Data curation contributes most: Training on CPI-H-1M (one-third the data) outperforms training on CPI-3M (83.17 vs. 81.00), confirming that class imbalance is the primary bottleneck for SSL.
ImageNet transfer is surprisingly effective: A purely ImageNet pre-trained model achieves 82% on CPI classification, indicating strong transferability of natural image features to CPI images.
PCA projections reveal linear separability: The 384-dimensional embeddings form three clearly separated clusters under PCA projection, indicating that the learned features are approximately linearly separable.
Crystal diversity varies with environmental conditions: Higher temperature leads to greater diversity (lower \(\kappa\)); larger particles exhibit lower diversity (higher \(\kappa\)). Significant variation is observed across different field campaigns.

Highlights & Insights¶

Natural alignment between vMF distributions and ice crystal clustering: Using the vMF concentration parameter \(\kappa\) to directly quantify habit diversity is more natural and continuous than conventional Shannon entropy. This idea generalizes to other scientific image domains with clustering structure.
"Curate first, train briefly" efficiency paradigm: Performing hierarchical sampling in the latent space of a large dataset, followed by ImageNet initialization and short-epoch fine-tuning, achieves a 30× computational saving — a valuable recipe for science domains with limited computational resources.
Assumption-free diversity quantification via SSL: Diversity can be quantified without predefined habit categories, avoiding information loss introduced by manual classification schemes.

Limitations & Future Work¶

Limited dataset scale: 3.2 million CPI images is not large by SSL standards and may constrain representation quality.
Only ViT-Small is evaluated: Larger models may yield better representations but were precluded by computational constraints.
Downstream validation limited to classification: Diversity quantification is presented qualitatively, without quantitative comparison against ground-truth references.
Anomaly detection and rare habit discovery not explored: The authors identify these as future directions — leveraging SSL representations to detect mislabeled samples or discover rare ice crystal habits.
Insufficient comparison with other SSL methods: The performance of methods such as MAE and SimCLR on CPI data remains unknown.
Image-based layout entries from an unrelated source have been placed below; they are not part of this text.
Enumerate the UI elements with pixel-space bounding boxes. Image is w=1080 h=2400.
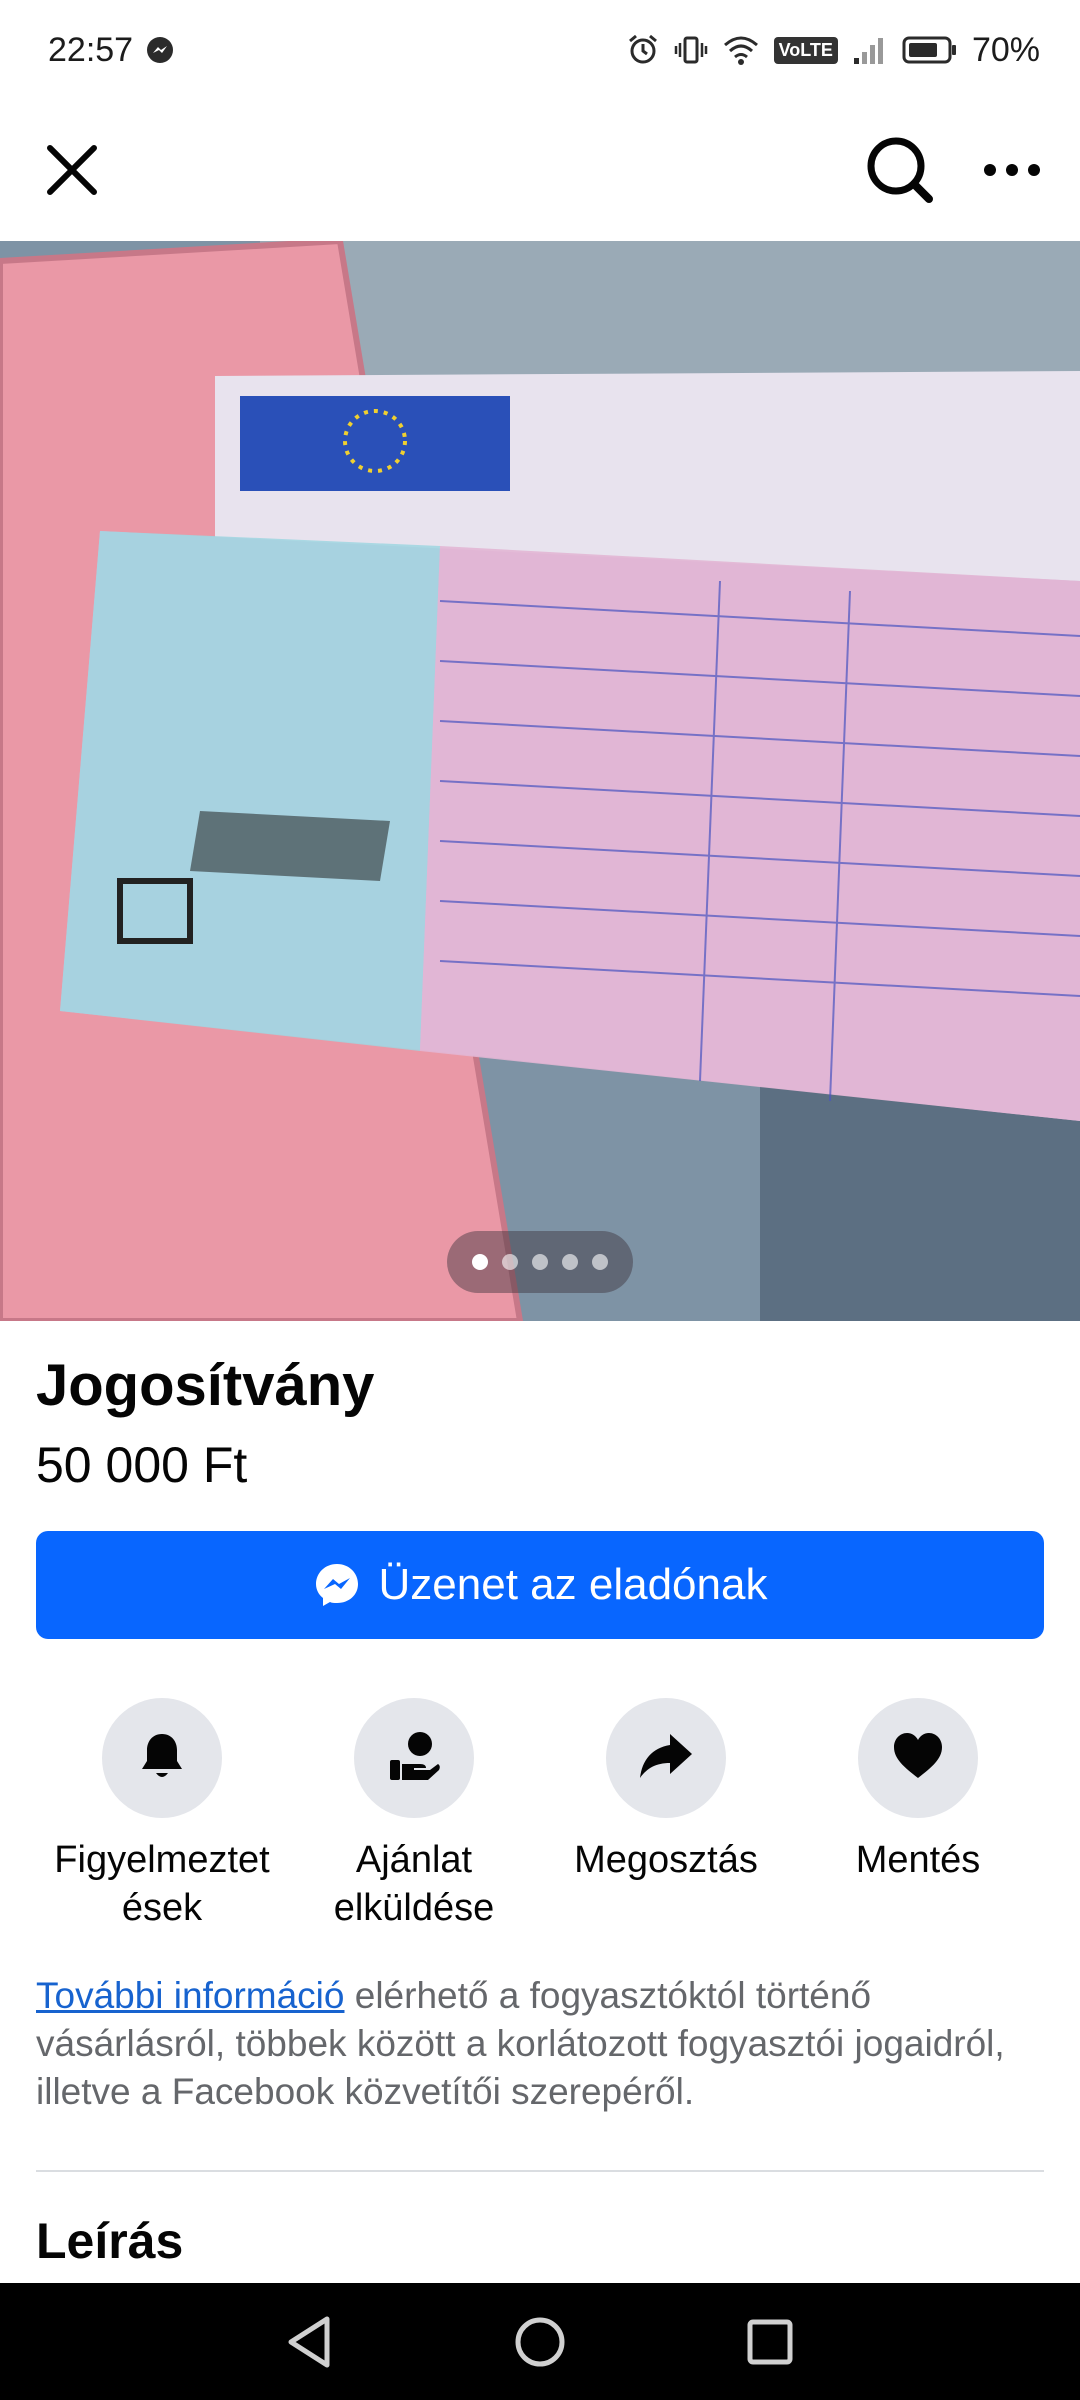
pager-dot: [472, 1254, 488, 1270]
action-icon-circle: [606, 1698, 726, 1818]
share-label: Megosztás: [574, 1839, 758, 1881]
message-seller-label: Üzenet az eladónak: [378, 1560, 768, 1609]
messenger-icon: [313, 1561, 361, 1609]
action-icon-circle: [858, 1698, 978, 1818]
top-nav: [0, 100, 1080, 240]
more-info-link[interactable]: További információ: [36, 1975, 344, 2016]
messenger-icon: [145, 35, 175, 65]
pager-dot: [562, 1254, 578, 1270]
send-offer-button[interactable]: Ajánlat elküldése: [288, 1698, 540, 1932]
heart-icon: [890, 1728, 946, 1789]
vibrate-icon: [674, 33, 708, 67]
volte-badge: VoLTE: [773, 36, 838, 64]
battery-percent: 70%: [971, 30, 1040, 69]
status-left: 22:57: [48, 31, 175, 70]
send-offer-label: Ajánlat elküldése: [333, 1839, 495, 1929]
battery-icon: [902, 35, 958, 65]
alarm-icon: [626, 33, 660, 67]
listing-price: 50 000 Ft: [36, 1437, 248, 1493]
product-photo[interactable]: [0, 241, 1080, 1321]
drivers-license-image: [0, 241, 1080, 1321]
consumer-info-text: További információ elérhető a fogyasztók…: [36, 1972, 1046, 2116]
more-icon[interactable]: [976, 134, 1048, 206]
gallery-pager: [447, 1231, 633, 1293]
description-heading: Leírás: [36, 2213, 184, 2269]
status-right: VoLTE 70%: [626, 31, 1040, 70]
divider: [36, 2170, 1044, 2172]
alerts-label: Figyelmeztet ések: [54, 1839, 270, 1929]
message-seller-button[interactable]: Üzenet az eladónak: [36, 1531, 1044, 1639]
save-button[interactable]: Mentés: [792, 1698, 1044, 1932]
listing-title: Jogosítvány: [36, 1353, 375, 1418]
wifi-icon: [722, 33, 760, 67]
signal-icon: [852, 34, 888, 66]
action-icon-circle: [102, 1698, 222, 1818]
back-icon[interactable]: [270, 2302, 350, 2382]
pager-dot: [502, 1254, 518, 1270]
nav-actions: [864, 134, 1048, 206]
status-bar: 22:57 VoLTE 70%: [0, 0, 1080, 100]
pager-dot: [532, 1254, 548, 1270]
recents-icon[interactable]: [730, 2302, 810, 2382]
action-icon-circle: [354, 1698, 474, 1818]
search-icon[interactable]: [864, 134, 936, 206]
share-icon: [636, 1726, 696, 1791]
home-icon[interactable]: [500, 2302, 580, 2382]
save-label: Mentés: [855, 1839, 981, 1881]
status-time: 22:57: [48, 30, 134, 69]
close-icon[interactable]: [36, 134, 108, 206]
bell-icon: [134, 1728, 190, 1789]
android-nav-bar: [0, 2283, 1080, 2400]
offer-hand-icon: [384, 1726, 444, 1791]
pager-dot: [592, 1254, 608, 1270]
action-row: Figyelmeztet ések Ajánlat elküldése Mego…: [0, 1698, 1080, 1932]
alerts-button[interactable]: Figyelmeztet ések: [36, 1698, 288, 1932]
share-button[interactable]: Megosztás: [540, 1698, 792, 1932]
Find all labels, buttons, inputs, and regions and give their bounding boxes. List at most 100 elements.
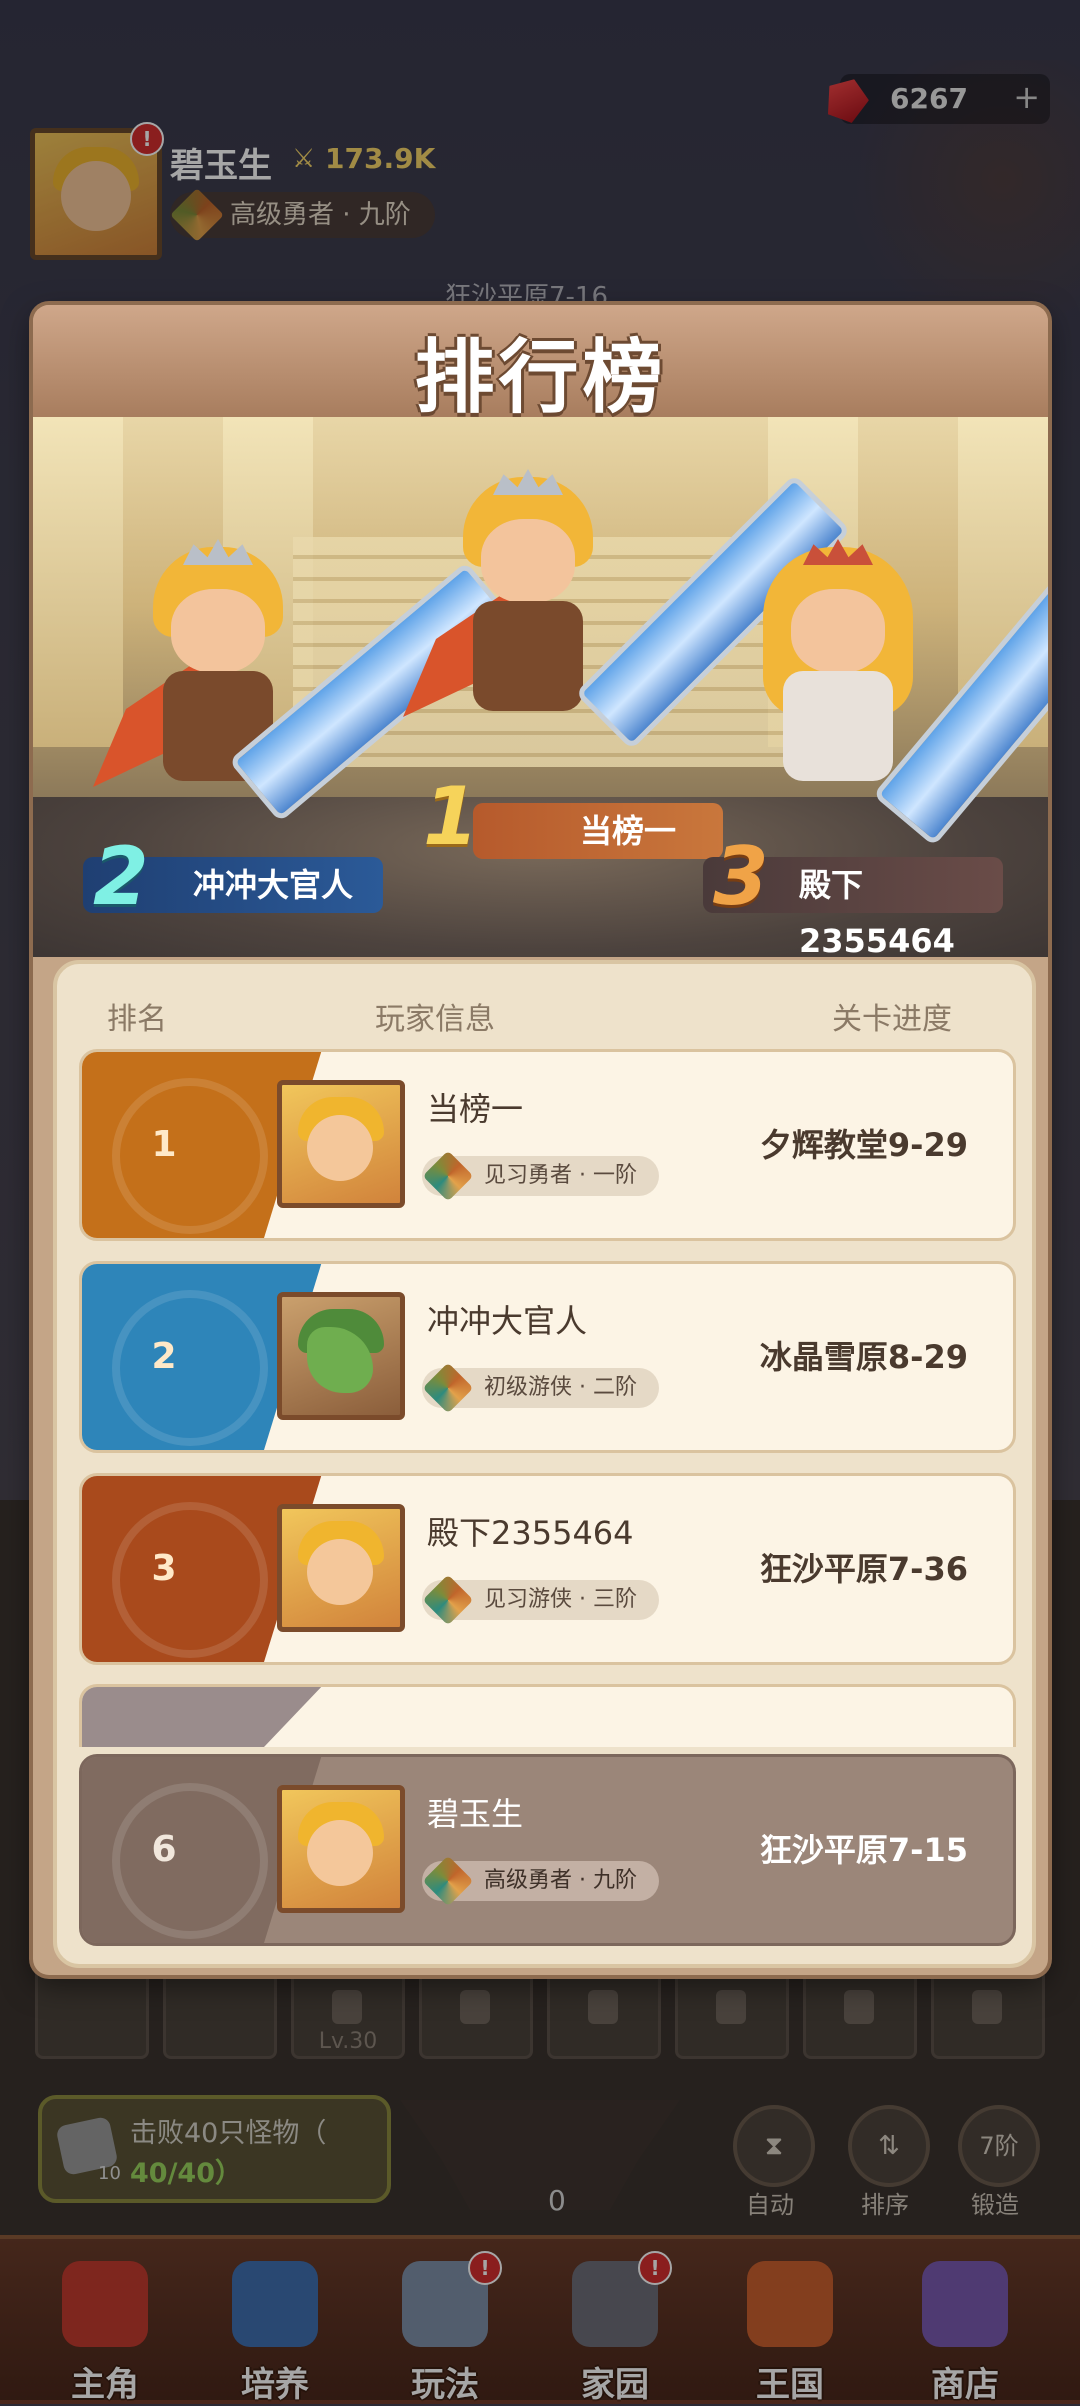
column-player: 玩家信息 (375, 1002, 495, 1037)
rank-gem-icon (422, 1574, 474, 1626)
equipment-slots: Lv.30 (35, 1965, 1045, 2060)
lock-icon (972, 1990, 1002, 2024)
ranking-list[interactable]: 排名 玩家信息 关卡进度 1 当榜一 见习勇者 · 一阶 夕辉教堂9-29 2 … (53, 960, 1036, 1968)
shop-icon (922, 2261, 1008, 2347)
player-title: 见习游侠 · 三阶 (422, 1574, 659, 1626)
locked-slot[interactable] (803, 1965, 917, 2059)
add-gems-button[interactable]: + (1013, 78, 1040, 116)
anvil-count: 0 (548, 2184, 566, 2217)
locked-slot[interactable] (931, 1965, 1045, 2059)
nav-home[interactable]: ! 家园 (540, 2251, 690, 2405)
ranking-row[interactable]: 1 当榜一 见习勇者 · 一阶 夕辉教堂9-29 (79, 1049, 1016, 1241)
column-rank: 排名 (107, 1002, 167, 1037)
nav-label: 主角 (71, 2365, 139, 2405)
rank-number: 1 (151, 1124, 177, 1165)
sort-button[interactable]: ⇅ (848, 2105, 930, 2187)
ranking-row-partial[interactable] (79, 1684, 1016, 1747)
hero-face (481, 519, 575, 603)
nav-train[interactable]: 培养 (200, 2251, 350, 2405)
equipment-slot[interactable] (163, 1965, 277, 2059)
hero-body (783, 671, 893, 781)
player-avatar[interactable] (277, 1504, 405, 1632)
power-icon: ⚔ (292, 144, 316, 174)
rank-gem-icon (170, 188, 224, 242)
nav-label: 玩法 (411, 2365, 479, 2405)
crown-icon (493, 469, 563, 495)
hero-body (473, 601, 583, 711)
locked-slot[interactable]: Lv.30 (291, 1965, 405, 2059)
nav-shop[interactable]: 商店 (890, 2251, 1040, 2405)
nav-hero[interactable]: 主角 (30, 2251, 180, 2405)
gem-counter: 6267 + (840, 74, 1050, 124)
auto-label: 自动 (746, 2191, 794, 2219)
my-ranking-row[interactable]: 6 碧玉生 高级勇者 · 九阶 狂沙平原7-15 (79, 1754, 1016, 1946)
player-info[interactable]: ! 碧玉生 ⚔ 173.9K 高级勇者 · 九阶 (30, 122, 470, 260)
alert-badge: ! (638, 2251, 672, 2285)
gem-value: 6267 (890, 82, 968, 115)
lock-icon (460, 1990, 490, 2024)
player-name: 当榜一 (427, 1090, 524, 1128)
lock-icon (844, 1990, 874, 2024)
sort-label: 排序 (861, 2191, 909, 2219)
player-power: 173.9K (325, 142, 436, 175)
nav-label: 培养 (241, 2365, 309, 2405)
avatar-face (307, 1820, 373, 1886)
helmet-icon (232, 2261, 318, 2347)
lock-icon (716, 1990, 746, 2024)
equipment-slot[interactable] (35, 1965, 149, 2059)
ranking-row[interactable]: 3 殿下2355464 见习游侠 · 三阶 狂沙平原7-36 (79, 1473, 1016, 1665)
rank-number: 6 (151, 1829, 177, 1870)
player-avatar[interactable] (277, 1785, 405, 1913)
podium-name-2: 冲冲大官人 (193, 866, 354, 904)
alert-badge: ! (130, 122, 164, 156)
forge-button[interactable]: 7阶 (958, 2105, 1040, 2187)
podium-rank-2: 2 (93, 830, 149, 923)
nav-play[interactable]: ! 玩法 (370, 2251, 520, 2405)
stage-progress: 夕辉教堂9-29 (759, 1126, 968, 1164)
rank-gem-icon (422, 1362, 474, 1414)
player-title: 初级游侠 · 二阶 (422, 1362, 659, 1414)
podium-rank-1: 1 (423, 770, 479, 863)
nav-label: 王国 (756, 2365, 824, 2405)
locked-slot[interactable] (547, 1965, 661, 2059)
quest-reward-count: 10 (98, 2163, 121, 2184)
player-avatar[interactable] (277, 1080, 405, 1208)
column-progress: 关卡进度 (832, 1002, 952, 1037)
ranking-row[interactable]: 2 冲冲大官人 初级游侠 · 二阶 冰晶雪原8-29 (79, 1261, 1016, 1453)
hero-face (791, 589, 885, 673)
player-name: 殿下2355464 (427, 1514, 634, 1552)
avatar-face (61, 161, 131, 231)
stage-progress: 冰晶雪原8-29 (759, 1338, 968, 1376)
player-rank-title: 高级勇者 · 九阶 (230, 200, 411, 230)
rank-gem-icon (422, 1150, 474, 1202)
hero-face (171, 589, 265, 673)
nav-label: 商店 (931, 2365, 999, 2405)
modal-title: 排行榜 (414, 331, 667, 424)
stage-progress: 狂沙平原7-15 (759, 1831, 968, 1869)
podium-scene: 当榜一 1 冲冲大官人 2 殿下2355464 3 (33, 417, 1048, 957)
auto-button[interactable]: ⧗ (733, 2105, 815, 2187)
player-rank-pill: 高级勇者 · 九阶 (170, 188, 435, 242)
forge-label: 锻造 (971, 2191, 1019, 2219)
crown-icon (62, 2261, 148, 2347)
rank-number: 2 (151, 1336, 177, 1377)
rank-number: 3 (151, 1548, 177, 1589)
player-avatar[interactable] (277, 1292, 405, 1420)
locked-slot[interactable] (675, 1965, 789, 2059)
player-name: 碧玉生 (427, 1795, 524, 1833)
leaderboard-modal: 排行榜 当榜一 1 冲冲大官人 2 殿下2355464 3 排名 玩家信息 关卡… (33, 305, 1048, 1975)
podium-rank-3: 3 (713, 830, 769, 923)
nav-label: 家园 (581, 2365, 649, 2405)
pillar-decoration (33, 417, 123, 747)
bottom-nav: 主角 培养 ! 玩法 ! 家园 王国 商店 (0, 2235, 1080, 2405)
lock-icon (588, 1990, 618, 2024)
player-title: 见习勇者 · 一阶 (422, 1150, 659, 1202)
nav-kingdom[interactable]: 王国 (715, 2251, 865, 2405)
quest-box[interactable]: 10 击败40只怪物（ 40/40） (38, 2095, 391, 2203)
locked-slot[interactable] (419, 1965, 533, 2059)
player-title: 高级勇者 · 九阶 (422, 1855, 659, 1907)
player-title-text: 见习游侠 · 三阶 (484, 1587, 637, 1612)
avatar-face (307, 1539, 373, 1605)
player-title-text: 高级勇者 · 九阶 (484, 1868, 637, 1893)
slot-level: Lv.30 (318, 2029, 378, 2054)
vs. traditional geometric feature methods: Conventional methods using 13 hand-crafted features (e.g., aspect ratio) achieve only 65% accuracy, while SSL representations reach 84.39%, demonstrating the superiority of end-to-end learned features over hand-designed ones.
vs. DINOv3 large-scale pre-training: DINOv3, pre-trained on 1.7 billion natural images, underperforms domain-specific curated training on CPI (81.83 vs. 84.39), suggesting that domain adaptation is more important than data scale.
vs. supervised CNN classification (Przybylo et al.): The prior VGG16 supervised approach requires extensive annotation, whereas the SSL method achieves comparable performance with no labels whatsoever.

Rating¶

Novelty: ⭐⭐⭐ — First application of SSL to ice crystal habit analysis, though the SSL methodology itself is not novel.
Experimental Thoroughness: ⭐⭐⭐ — Both classification validation and diversity analysis are conducted, but more quantitative comparisons are lacking.
Writing Quality: ⭐⭐⭐⭐ — Motivation is clearly articulated; the connection between problem and method is natural.
Value: ⭐⭐⭐ — Offers practical value to the climate science community, though methodological innovation is limited.